Renter's insurance will also cover your liability for injuries people suffer in your home or from your pets. It also pays legal costs you might incur if you get hit with a liability lawsuit, though there may be a substantial deductible for this protection.
Before you buy renter's insurance, you should inventory your possessions to determine the amount of coverage you need. Document what you have with photographs or a video and make a detailed list of your possessions to keep as backup in some other location, like your office or a safe deposit box.
Don't be too conservative in your estimate of what your belongings are worth. What might seem at first glance to be a small inventory may actually be worth a substantial amount in replacement costs. Make a note of the model and serial numbers of your expensive electronic equipment and appliances, get written valuations of jewelry, art, or family heirlooms, and keep detailed records of any collectibles.
Once you have a sense of how much coverage you'll need, look for an insurance company that offers this type of policy. If you've worked with an agent to buy car insurance, for example, see what your auto insurance company has to offer. It also pays to do an online search so you have a sense of the range of costs and coverage. Before deciding on a policy, be sure you understand the limits of coverage and the terms and conditions that apply.

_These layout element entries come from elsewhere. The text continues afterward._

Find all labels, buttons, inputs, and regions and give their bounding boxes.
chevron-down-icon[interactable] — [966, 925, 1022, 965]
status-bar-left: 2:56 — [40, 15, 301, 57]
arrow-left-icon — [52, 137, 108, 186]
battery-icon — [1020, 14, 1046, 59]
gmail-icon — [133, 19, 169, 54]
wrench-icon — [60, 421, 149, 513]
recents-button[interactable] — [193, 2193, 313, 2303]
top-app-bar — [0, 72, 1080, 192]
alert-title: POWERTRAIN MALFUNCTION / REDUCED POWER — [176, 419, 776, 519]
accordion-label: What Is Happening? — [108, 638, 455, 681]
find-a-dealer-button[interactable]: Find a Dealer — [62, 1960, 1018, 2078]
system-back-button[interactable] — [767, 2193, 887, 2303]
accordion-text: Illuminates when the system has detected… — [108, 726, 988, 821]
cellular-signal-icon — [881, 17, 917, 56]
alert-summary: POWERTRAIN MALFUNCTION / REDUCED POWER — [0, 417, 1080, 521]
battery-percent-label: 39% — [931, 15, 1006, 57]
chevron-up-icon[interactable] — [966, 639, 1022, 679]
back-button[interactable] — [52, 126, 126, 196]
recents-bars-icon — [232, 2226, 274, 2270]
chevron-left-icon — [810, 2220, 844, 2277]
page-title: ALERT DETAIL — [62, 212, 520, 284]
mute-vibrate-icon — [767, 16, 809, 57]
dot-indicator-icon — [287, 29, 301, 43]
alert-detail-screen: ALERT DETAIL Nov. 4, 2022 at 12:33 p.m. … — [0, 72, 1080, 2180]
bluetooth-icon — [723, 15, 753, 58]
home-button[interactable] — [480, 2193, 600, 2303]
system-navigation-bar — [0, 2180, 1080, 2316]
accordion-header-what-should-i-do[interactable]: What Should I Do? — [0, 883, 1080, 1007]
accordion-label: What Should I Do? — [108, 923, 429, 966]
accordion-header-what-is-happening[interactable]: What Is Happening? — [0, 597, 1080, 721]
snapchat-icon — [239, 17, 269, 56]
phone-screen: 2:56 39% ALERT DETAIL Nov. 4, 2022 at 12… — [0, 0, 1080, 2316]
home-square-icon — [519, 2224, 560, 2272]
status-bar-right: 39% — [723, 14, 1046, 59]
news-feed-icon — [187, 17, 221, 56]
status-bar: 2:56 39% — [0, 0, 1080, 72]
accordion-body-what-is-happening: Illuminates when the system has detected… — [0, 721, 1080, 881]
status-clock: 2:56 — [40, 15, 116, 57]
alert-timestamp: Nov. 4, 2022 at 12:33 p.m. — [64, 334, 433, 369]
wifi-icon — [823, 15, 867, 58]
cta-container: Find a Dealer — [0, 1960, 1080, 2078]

Comparison shopping is every bit as important when you're looking for insurance as it is with the other things you buy.
Renter's insurance works the same way as other types of insurance. You pay an annual premium, and if any of the losses covered under your policy occur, you file a claim. A deductible applies, which you pay out of pocket. The larger the deductible is, the lower the premium tends to be. That's one of the tradeoffs you have to evaluate in buying the coverage.
If you have a loss that's covered by your policy, you are compensated in one of two ways. If you have an actual cash value policy, you'll be reimbursed for what the item was worth at the time it was damaged, stolen, or lost. For example, if you file a claim for a destroyed computer that's several years old, you'll receive significantly less than you paid. But if your claim is for an asset that appreciated in value, such as jewelry, you should get more than the purchase price. Fortunately, many insurers offer replacement value policies, which pay what a similar item would cost today. That's generally a better choice.
Renter's insurance doesn't protect you against everything that could go wrong in your home. Damage from certain natural disasters, such as floods and earthquakes, isn't covered under most policies. If you think you're at risk for something that's not included in a policy you're considering, look further. You might consider an additional policy, or a rider to your basic policy, to give you the protection you need.